Projects

Overview

This page provides an overview of various projects that involve data gathering, cleaning, integration and analysis. The projects primarily focus on RNA-seq, scSeq, snSeq and computing resources. They were executed using different libraries in Python and R among others.

Projects

Data Gathering

This phase involves extracting datasets and information from databases containing transcriptomics information. The databases include SRA, GEO, ENA, dbGAP, Census, etc.

Data Cleaning

Data cleaning is a crucial step in the analysis. It involves filtering the information to ensure the best structure and quality for later biological questions. Quality checks are essential steps that will influence the future of the analysis.

Integration of Multi-Sample Datasets

This project involves integrating Single-cell-RNA-seq and Single-nuclei-RNA-seq data using neural network structures for dimensionality reduction and further downstream analysis processing. Data representation and embedding tuning are performed using UMAP, PYMDE, PCA, K-Means, and other techniques.

RNA-seq

Comparisons of RNA-seq Data from Danio rerio Heart Injury Models

This project involves establishing a workflow to analyze the RNA-seq of heart injury models publicly available. The goal is to understand the biological differences that the injury models of interest effect on the regeneration capabilities of Zebrafish and adds information to the genes obtained after the analysis. The biological interpretation is aided by multiple visualizations such as Integrated Networks realized with Gene Ontologies. The R code files used for this analysis can be found on GitHub.

Small RNA-seq Species Data from Danio rerio Analysis

This project involves establishing a pipeline to capture the micro, piwi, tRNA, rRNA, and more available annotation species in Ensembl, NCBI, and other resources to add species to the established workflow.

Variant Calling for RNA-seq Data from Danio rerio for Capturing the Haplotypes Involved in Metabolic Disturbances

This project involves performing variant calling and exploring the genes involved in the energy supply to understand metabolic disturbances believed to arise from variants affecting the mitochondrion.

scSeq and snSeq

Adipose Tissue

Single-Cell and Single-Nuclei RNA-seq Integration of Adipose Tissue Samples

This project involves extracting samples from either stromal vascular fractions (SVF) or full adipose tissue of Omental and Subcutaneous in Human and Mouse.
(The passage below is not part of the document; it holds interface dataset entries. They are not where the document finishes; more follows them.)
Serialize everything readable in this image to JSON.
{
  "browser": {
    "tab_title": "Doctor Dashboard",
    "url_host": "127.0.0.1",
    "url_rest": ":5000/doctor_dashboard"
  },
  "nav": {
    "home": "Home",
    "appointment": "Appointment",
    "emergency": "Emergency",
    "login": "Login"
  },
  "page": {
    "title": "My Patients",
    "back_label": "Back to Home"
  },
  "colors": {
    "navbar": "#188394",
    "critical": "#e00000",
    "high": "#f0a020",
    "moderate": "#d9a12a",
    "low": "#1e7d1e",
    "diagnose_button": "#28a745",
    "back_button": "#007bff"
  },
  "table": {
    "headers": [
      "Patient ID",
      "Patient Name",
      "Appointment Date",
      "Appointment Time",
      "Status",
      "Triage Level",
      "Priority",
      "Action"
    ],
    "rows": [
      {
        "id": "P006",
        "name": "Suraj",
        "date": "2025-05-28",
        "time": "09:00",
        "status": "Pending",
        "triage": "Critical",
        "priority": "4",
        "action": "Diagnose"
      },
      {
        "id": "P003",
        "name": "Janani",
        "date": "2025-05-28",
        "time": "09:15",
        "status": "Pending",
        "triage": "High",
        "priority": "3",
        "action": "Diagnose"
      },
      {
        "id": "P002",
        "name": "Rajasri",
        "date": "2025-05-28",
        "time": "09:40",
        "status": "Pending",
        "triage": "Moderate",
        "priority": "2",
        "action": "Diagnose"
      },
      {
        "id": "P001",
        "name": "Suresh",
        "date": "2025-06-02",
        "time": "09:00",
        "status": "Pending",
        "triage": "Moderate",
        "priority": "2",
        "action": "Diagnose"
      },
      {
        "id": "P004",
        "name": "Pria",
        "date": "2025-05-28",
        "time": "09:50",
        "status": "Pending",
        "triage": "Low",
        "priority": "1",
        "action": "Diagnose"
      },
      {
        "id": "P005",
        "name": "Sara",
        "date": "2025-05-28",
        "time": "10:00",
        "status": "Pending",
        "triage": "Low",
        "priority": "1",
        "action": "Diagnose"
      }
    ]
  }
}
sc/sn RNA-seq Based Deconvolution of Sequenced Disease Associated RNA-seq Cohorts

This project involves using the reference above for deconvolution of RNA-seq cohorts affected by Diabetes or Obesity to analyze if there is a correlation between disease and cell type.

Paired Single Cell-RNA-seq and Single Nuclei-ATAC-seq in Mouse of Specific Adipose Precursor Cell Type

This project involves using paired RNA and DNA accessibility data to investigate the relationship between gene expression and DNA accessibility, as well as identify the genes involved in the specific dataset. The data will be analyzed using various techniques, including default mapping and remapping of the accessibility regions using MACS2, following the guidelines per cluster to improve accuracy. The integrated analysis will be performed using MultiVI, a tool framework based on neural networks, to uncover associations between cell expression and DNA accessibility.

Immunology

scSeq Data Integration of Multiple Non-Model Organism at Using Different Data Origins such as Blood, PBMC or Lymph Node

This project involves establishing a workflow for reference genome building, mapping of the raw fastq files, quality checking, processing, and integration. It is applied to multiple species to decipher the composition similarities of the Mononuclear Phagocyte System (MPS) in the tissues above mentioned. The species include Bovine, Horse, Porcine, Canine, Human, and Mouse.

Computing Resources

This projects involves computing resources that are obtained via connection to remote resources “Cluster based”.

The resources are managed via SLURM in Linux based clusters that allow working with Python and R interactively via VSCode or RStudio(Posit).

The tools used include FASTQC, MultiQ, Cutadap, STAR, CellRanger, BWA, Samtools, Seurat(R), Scanpy(Python), scVI(Python), clusterProfiler, GSEA, GO, KEGG, decoupleR, Census, Celltypist, and many more for customized visualization and analysis from raw to end.

Shiny Web Apps

This project involves the development of web applications, designed for interactive data visualization and downloading. The web applications are customizable, versatile, secure, and based on the R programming language. An example can be found here.

Fun Projects

This project involves a face emotion recognition mini-project “for fun” to test and set up local resources (GPU, SDD, and RAM).